Charing Cross and Hammersmith Hospitals’ accident and emergency services will be reconfigured under current plans for reconfiguring health services in North West London. Both hospitals currently have a GP-led urgent care centre co-located with an emergency department. Patients who refer themselves for emergency care are unable to access the emergency department without being seen by a GP or emergency nurse practitioner in an urgent care centre. We present early data on the evaluation of the two the urgent care centres that was published in a letter in the BMJ.

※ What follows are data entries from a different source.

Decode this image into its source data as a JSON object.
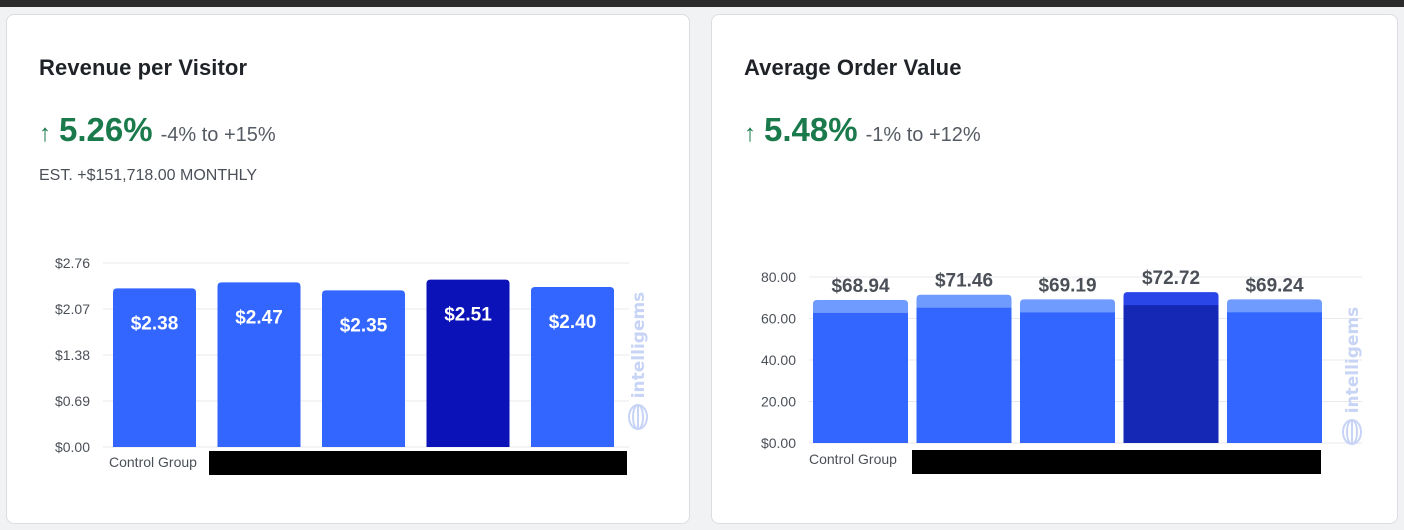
{
  "cards": [
    {
      "title": "Revenue per Visitor",
      "lift": "5.26%",
      "range": "-4% to +15%",
      "estimate": "EST. +$151,718.00 MONTHLY"
    },
    {
      "title": "Average Order Value",
      "lift": "5.48%",
      "range": "-1% to +12%",
      "estimate": ""
    }
  ],
  "watermark": "intelligems",
  "colors": {
    "positive": "#1a7a4c",
    "bar": "#3366ff",
    "bar_highlight": "#0a12b8",
    "bar_highlight_aov": "#1428b5",
    "ci_band": "#6f9bff",
    "ci_band_highlight": "#2a45e8"
  },
  "chart_data": [
    {
      "type": "bar",
      "categories": [
        "Control Group",
        "",
        "",
        "",
        ""
      ],
      "values": [
        2.38,
        2.47,
        2.35,
        2.51,
        2.4
      ],
      "labels": [
        "$2.38",
        "$2.47",
        "$2.35",
        "$2.51",
        "$2.40"
      ],
      "ytick_labels": [
        "$0.00",
        "$0.69",
        "$1.38",
        "$2.07",
        "$2.76"
      ],
      "ylim": [
        0,
        2.76
      ],
      "grid": true,
      "highlight_index": 3,
      "label_position": "inside"
    },
    {
      "type": "bar",
      "categories": [
        "Control Group",
        "",
        "",
        "",
        ""
      ],
      "values": [
        68.94,
        71.46,
        69.19,
        72.72,
        69.24
      ],
      "labels": [
        "$68.94",
        "$71.46",
        "$69.19",
        "$72.72",
        "$69.24"
      ],
      "ytick_labels": [
        "$0.00",
        "20.00",
        "40.00",
        "60.00",
        "80.00"
      ],
      "ylim": [
        0,
        80
      ],
      "grid": true,
      "highlight_index": 3,
      "label_position": "above"
    }
  ]
}
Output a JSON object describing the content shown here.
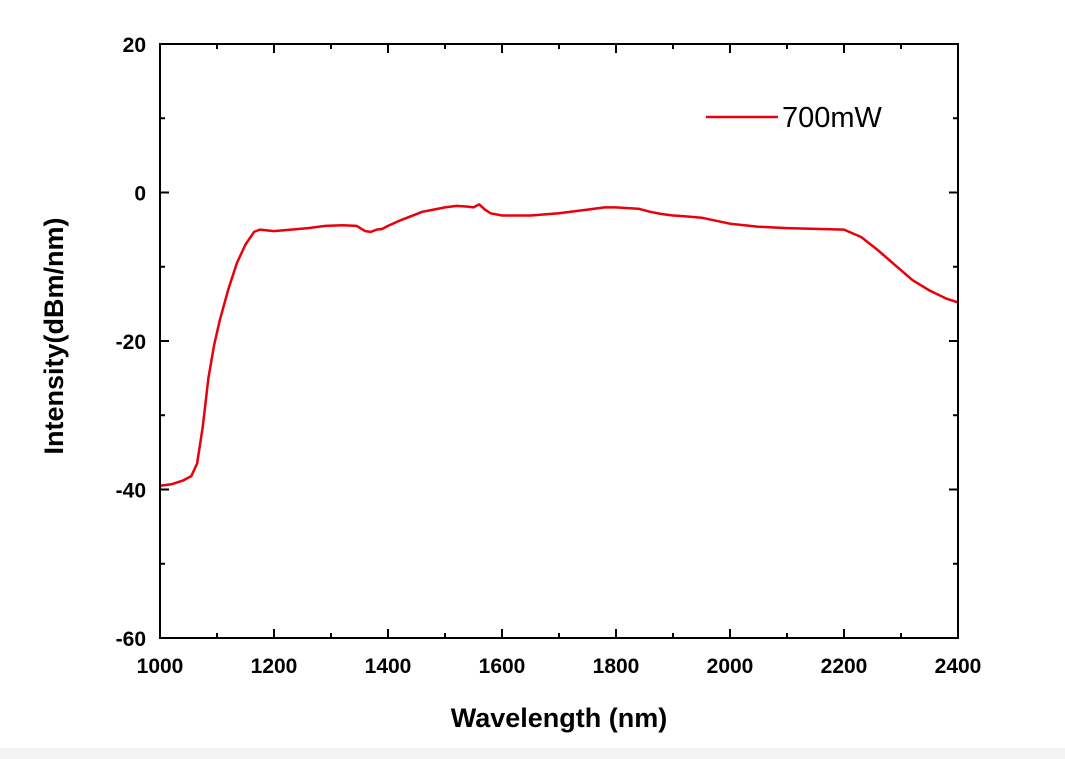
{
  "chart_data": {
    "type": "line",
    "title": "",
    "xlabel": "Wavelength (nm)",
    "ylabel": "Intensity(dBm/nm)",
    "xlim": [
      1000,
      2400
    ],
    "ylim": [
      -60,
      20
    ],
    "xticks": [
      1000,
      1200,
      1400,
      1600,
      1800,
      2000,
      2200,
      2400
    ],
    "yticks": [
      -60,
      -40,
      -20,
      0,
      20
    ],
    "legend_position": "top-right",
    "series": [
      {
        "name": "700mW",
        "color": "#e8000b",
        "x": [
          1000,
          1020,
          1040,
          1055,
          1065,
          1075,
          1085,
          1095,
          1105,
          1120,
          1135,
          1150,
          1165,
          1175,
          1200,
          1230,
          1260,
          1290,
          1320,
          1345,
          1360,
          1370,
          1380,
          1390,
          1400,
          1420,
          1440,
          1460,
          1480,
          1500,
          1520,
          1540,
          1550,
          1560,
          1570,
          1580,
          1600,
          1650,
          1700,
          1750,
          1780,
          1800,
          1820,
          1840,
          1860,
          1880,
          1900,
          1920,
          1950,
          2000,
          2050,
          2100,
          2150,
          2200,
          2230,
          2260,
          2290,
          2320,
          2350,
          2380,
          2400
        ],
        "y": [
          -39.5,
          -39.3,
          -38.8,
          -38.2,
          -36.5,
          -31.5,
          -25.0,
          -20.5,
          -17.2,
          -13.0,
          -9.5,
          -7.0,
          -5.3,
          -5.0,
          -5.2,
          -5.0,
          -4.8,
          -4.5,
          -4.4,
          -4.5,
          -5.2,
          -5.3,
          -5.0,
          -4.9,
          -4.5,
          -3.8,
          -3.2,
          -2.6,
          -2.3,
          -2.0,
          -1.8,
          -1.9,
          -2.0,
          -1.6,
          -2.3,
          -2.8,
          -3.1,
          -3.1,
          -2.8,
          -2.3,
          -2.0,
          -2.0,
          -2.1,
          -2.2,
          -2.6,
          -2.9,
          -3.1,
          -3.2,
          -3.4,
          -4.2,
          -4.6,
          -4.8,
          -4.9,
          -5.0,
          -6.0,
          -7.8,
          -9.8,
          -11.8,
          -13.2,
          -14.3,
          -14.8
        ]
      }
    ]
  }
}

From 1 October 2009 to 31 December 2012, 282 947 unplanned attendances occurred at these centres, 63.2% of them at Charing Cross Hospital. The annual number of attendances increased by 9.4% (7911) from 2010 to 2012 (92 303 in 2012). Most attending patients (85.3%) were registered with a general practice, and 47.7% of attendances occurred outside of general practice core hours. The most common category of primary diagnosis was “injury” (24.1%).

Patients were referred to the co-located emergency departments in 18.0% of attendances (13.4% self referred; 4.6% referred by GP). The risk of referral in patients aged 65 years and over (33.2% of attendances) was significantly greater than in those aged 0 to 15 (8.2%), 16 to 24 (12.9%), 25 to 49 (16.5%), and 50 to 64 years (25.9%).

In conclusion, most patients attending urgent care centres can be managed by a GP or emergency nurse practitioner. A protocol for the evaluation can be viewed in JRSM Open. Full results from the evaluation will be available later in 2014 or in 2015.